All the time. Like Sev, I use it to analyze social situations. Often I will play out scenarios in my head before a social situation on what I will say, what the others' reaction might be, etc. I do it a lot at home probably more than others because I live alone. My coworkers are used to it now and they ignore me, but I'm sure it's a bit odd to others.
i do the same exact thing. ha. thats two for two .
 
I do it a little, but my wife thinks Im trying to get the last word in, so usually in private now.
My son however, is another story. I had to check the bathroom, the other night because I thought he'd snuck his girlfriend into the shower. It sounded so much like a two way conversation, and it went on for ages.
 
Self conversation---out loud? When I have misplaced a thing, especially; or am trying to keep it straight in my mind where a thing goes, then I say it out loud.

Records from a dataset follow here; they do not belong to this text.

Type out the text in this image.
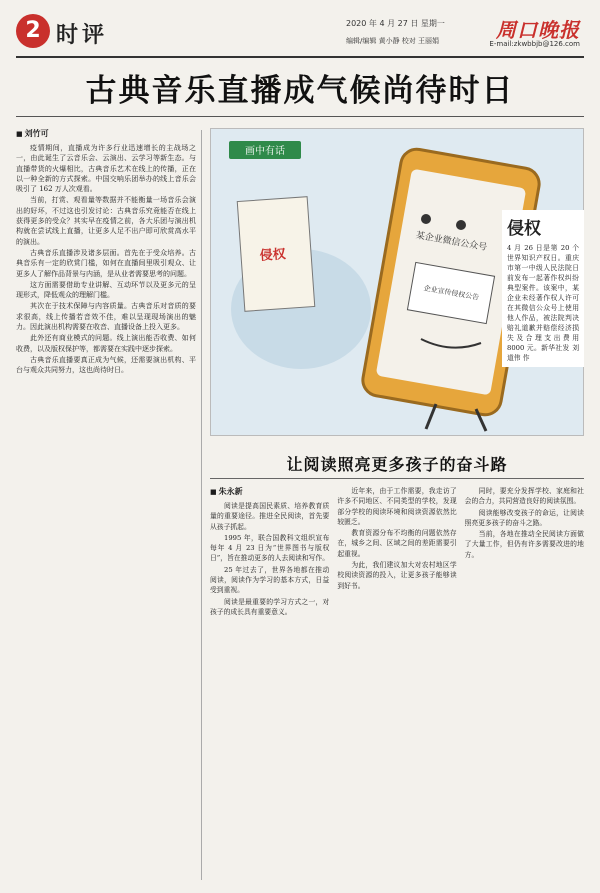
2 时评	2020 年 4 月 27 日 星期一
编辑/编辑 黄小静 校对 王丽娟	周口晚报
E-mail:zkwbbjb@126.com
古典音乐直播成气候尚待时日
■ 刘竹可

疫情期间，直播成为许多行业迅速增长的主战场之一，由此诞生了云音乐会、云演出、云学习等新生态。与直播带货的火爆相比，古典音乐艺术在线上的传播，正在以一种全新的方式探索。中国交响乐团举办的线上音乐会吸引了 162 万人次观看。

当前，打赏、观看量等数据并不能衡量一场音乐会演出的好坏，不过这也引发讨论：古典音乐究竟能否在线上获得更多的受众？其实早在疫情之前，各大乐团与演出机构就在尝试线上直播，让更多人足不出户即可欣赏高水平的演出。

古典音乐直播涉及诸多层面。首先在于受众培养。古典音乐有一定的欣赏门槛，如何在直播间里吸引观众、让更多人了解作品背景与内涵，是从业者需要思考的问题。

这方面需要借助专业讲解、互动环节以及更多元的呈现形式，降低观众的理解门槛。

其次在于技术保障与内容质量。古典音乐对音质的要求很高，线上传播若音效不佳，难以呈现现场演出的魅力。因此演出机构需要在收音、直播设备上投入更多。

此外还有商业模式的问题。线上演出能否收费、如何收费，以及版权保护等，都需要在实践中逐步探索。

古典音乐直播要真正成为气候，还需要演出机构、平台与观众共同努力，这也尚待时日。

画中有话
侵权
某企业微信公众号
企业宣传侵权公告
侵权

4 月 26 日是第 20 个世界知识产权日。重庆市第一中级人民法院日前发布一起著作权纠纷典型案件。该案中，某企业未经著作权人许可在其微信公众号上使用他人作品，被法院判决赔礼道歉并赔偿经济损失及合理支出费用 8000 元。新华社发 刘道伟 作

让阅读照亮更多孩子的奋斗路
■ 朱永新

阅读是提高国民素质、培养教育质量的重要途径。推进全民阅读，首先要从孩子抓起。

1995 年，联合国教科文组织宣布每年 4 月 23 日为“世界图书与版权日”，旨在推动更多的人去阅读和写作。

25 年过去了，世界各地都在推动阅读，阅读作为学习的基本方式，日益受到重视。

阅读是最重要的学习方式之一，对孩子的成长具有重要意义。

近年来，由于工作需要，我走访了许多不同地区、不同类型的学校，发现部分学校的阅读环境和阅读资源依然比较匮乏。

教育资源分布不均衡的问题依然存在，城乡之间、区域之间的差距需要引起重视。

为此，我们建议加大对农村地区学校阅读资源的投入，让更多孩子能够读到好书。

同时，要充分发挥学校、家庭和社会的合力，共同营造良好的阅读氛围。

阅读能够改变孩子的命运，让阅读照亮更多孩子的奋斗之路。

当前，各地在推动全民阅读方面做了大量工作，但仍有许多需要改进的地方。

Self conversation---on paper. When I am working out a design. I write down how many green, blue, red etc...there are and whether I have enough or there will be some left over or I will need to make more.

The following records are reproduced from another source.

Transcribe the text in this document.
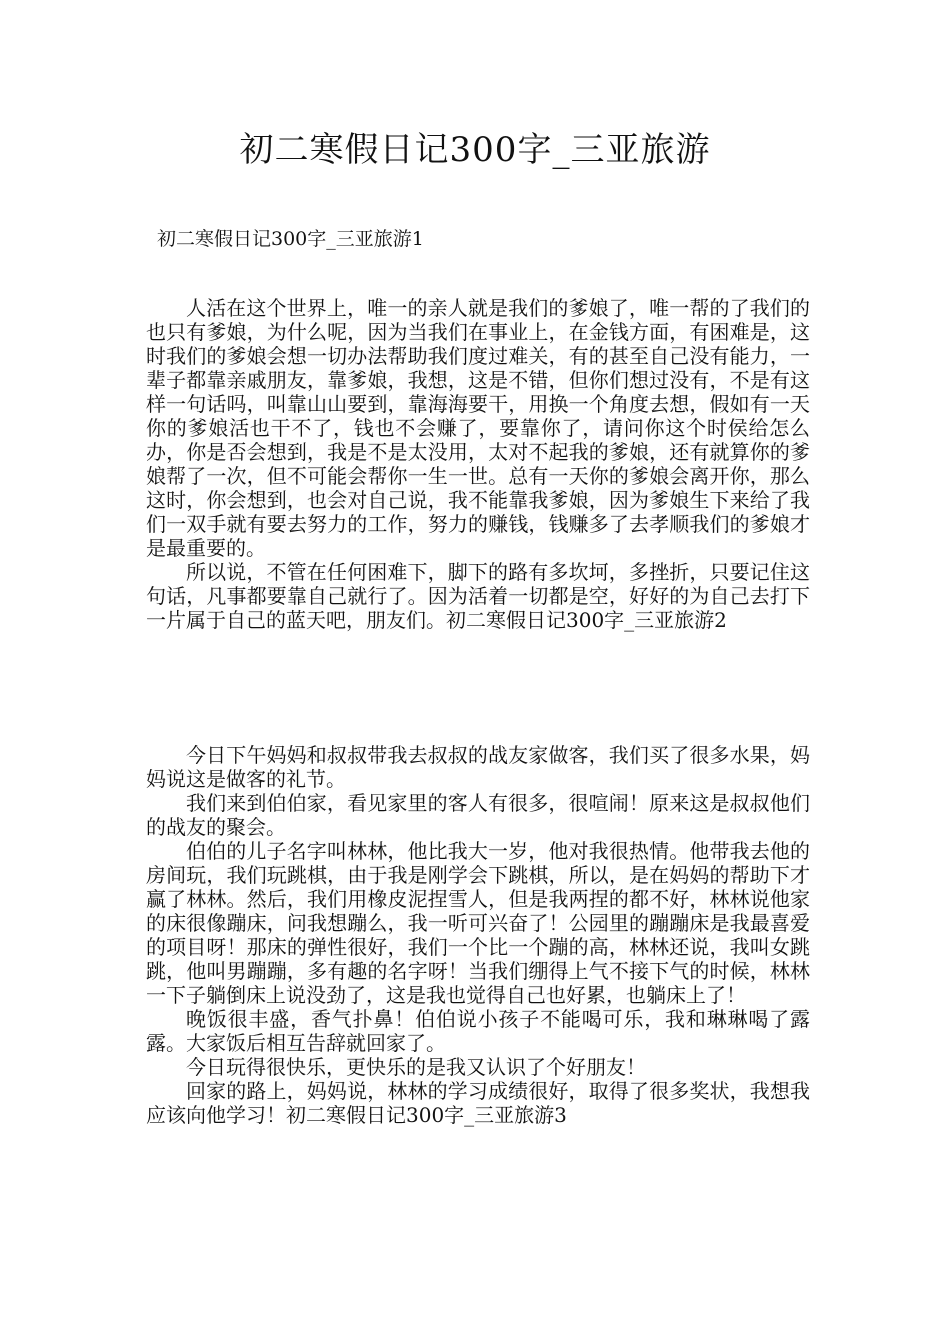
初二寒假日记300字_三亚旅游
初二寒假日记300字_三亚旅游1

人活在这个世界上，唯一的亲人就是我们的爹娘了，唯一帮的了我们的也只有爹娘，为什么呢，因为当我们在事业上，在金钱方面，有困难是，这时我们的爹娘会想一切办法帮助我们度过难关，有的甚至自己没有能力，一辈子都靠亲戚朋友，靠爹娘，我想，这是不错，但你们想过没有，不是有这样一句话吗，叫靠山山要到，靠海海要干，用换一个角度去想，假如有一天你的爹娘活也干不了，钱也不会赚了，要靠你了，请问你这个时侯给怎么办，你是否会想到，我是不是太没用，太对不起我的爹娘，还有就算你的爹娘帮了一次，但不可能会帮你一生一世。总有一天你的爹娘会离开你，那么这时，你会想到，也会对自己说，我不能靠我爹娘，因为爹娘生下来给了我们一双手就有要去努力的工作，努力的赚钱，钱赚多了去孝顺我们的爹娘才是最重要的。

所以说，不管在任何困难下，脚下的路有多坎坷，多挫折，只要记住这句话，凡事都要靠自己就行了。因为活着一切都是空，好好的为自己去打下一片属于自己的蓝天吧，朋友们。初二寒假日记300字_三亚旅游2

今日下午妈妈和叔叔带我去叔叔的战友家做客，我们买了很多水果，妈妈说这是做客的礼节。

我们来到伯伯家，看见家里的客人有很多，很喧闹！原来这是叔叔他们的战友的聚会。

伯伯的儿子名字叫林林，他比我大一岁，他对我很热情。他带我去他的房间玩，我们玩跳棋，由于我是刚学会下跳棋，所以，是在妈妈的帮助下才赢了林林。然后，我们用橡皮泥捏雪人，但是我两捏的都不好，林林说他家的床很像蹦床，问我想蹦么，我一听可兴奋了！公园里的蹦蹦床是我最喜爱的项目呀！那床的弹性很好，我们一个比一个蹦的高，林林还说，我叫女跳跳，他叫男蹦蹦，多有趣的名字呀！当我们绷得上气不接下气的时候，林林一下子躺倒床上说没劲了，这是我也觉得自己也好累，也躺床上了！

晚饭很丰盛，香气扑鼻！伯伯说小孩子不能喝可乐，我和琳琳喝了露露。大家饭后相互告辞就回家了。

今日玩得很快乐，更快乐的是我又认识了个好朋友！

回家的路上，妈妈说，林林的学习成绩很好，取得了很多奖状，我想我应该向他学习！初二寒假日记300字_三亚旅游3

Self conversation---in my head. When I am thinking of what I want to say to someone else who is not with me. Frequently, the phone rings and it turns out to be the person I was having the conversation with in my head.
 
I call it a form of rehearsing. Sometimes a script is in order for an upcoming critical conversation with another person. ;)
 
I have a series of pop-up conversationalists in my head, based on the people I'm currently interacting with in real life. They appear, like shooting-range targets whenever I'm inclined to have a relevant conversation.. my GP, councellor, friend, kids, ex-wife.
Script rehearsal is a part of it.. bouncing ideas, as I might were I with some.. attempting to explain a relevant argument with others.. being me, whatever that's worth, with the rest.
I have also had times when I've suffered with severe paranoia, when I've caught myself arguing and gesticulating at the walls for hours, over stressful situations that, I later realised, I let get out of control and that led me into an extreme lack of self-awareness.
 
YES, indeed I am always chatting to myself and when caught, hubby says: enjoying yourself or, shall I call in the white jacket chaps?

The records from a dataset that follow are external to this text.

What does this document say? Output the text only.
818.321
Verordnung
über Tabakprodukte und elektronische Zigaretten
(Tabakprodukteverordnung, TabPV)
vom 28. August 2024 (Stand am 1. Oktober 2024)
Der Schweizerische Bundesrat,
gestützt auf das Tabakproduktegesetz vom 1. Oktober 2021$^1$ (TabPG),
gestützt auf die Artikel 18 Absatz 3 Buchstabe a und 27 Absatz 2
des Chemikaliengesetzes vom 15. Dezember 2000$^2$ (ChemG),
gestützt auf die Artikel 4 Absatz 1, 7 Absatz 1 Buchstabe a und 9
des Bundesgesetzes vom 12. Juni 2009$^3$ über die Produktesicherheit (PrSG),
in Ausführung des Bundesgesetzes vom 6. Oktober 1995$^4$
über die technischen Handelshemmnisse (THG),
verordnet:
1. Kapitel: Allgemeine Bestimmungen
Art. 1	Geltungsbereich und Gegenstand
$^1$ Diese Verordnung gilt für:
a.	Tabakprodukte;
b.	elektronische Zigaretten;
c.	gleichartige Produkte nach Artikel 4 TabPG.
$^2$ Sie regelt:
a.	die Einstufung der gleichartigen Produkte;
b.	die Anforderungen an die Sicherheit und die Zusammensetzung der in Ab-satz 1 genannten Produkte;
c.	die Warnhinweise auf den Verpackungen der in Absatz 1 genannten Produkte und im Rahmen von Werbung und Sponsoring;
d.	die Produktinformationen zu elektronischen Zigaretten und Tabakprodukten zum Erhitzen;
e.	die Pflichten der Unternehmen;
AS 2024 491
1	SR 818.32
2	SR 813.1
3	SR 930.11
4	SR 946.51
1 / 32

I also have the dreadful habit of talking about an ideal situation and then, when it doesn't quite go as I hoped it would, I get upset and it was my hubby who pointed out that I should leave others to do their own thinking and I am endeavoring to not do this any more ie an ideal situation.
 
OK, so, in thinking about it I say to myself the things I cannot say to others but desperately want to. Usually , sometimes it slips out.
I also talk to myself when I am alone, or thinking about something as a form of thinking out loud.
And sometimes, I even debate back and fourth with myself when I have tough problem to solve.
 
I talk to myself, like previous posts, I use it to run approaching situations through in my head, or I may just be bouncing ideas with myself.
 
Self conversation, I wish I could shut it off. I run every social situation that I think is possible in my head. Every response, it's exhausting.

It has its advantages when encountering some situations but I sure wish I could shut it off.
 
I do it all the time. When I walk with the dog, I guess people thinks I'm talking to him. But when I'm alone, I try to be more discreet!! :D
 

This may have potential.
Joy, Fear, Anger, and Sadness are characters and talk
inside the head of each individual human.

I will be pleased if this show doesn't suck.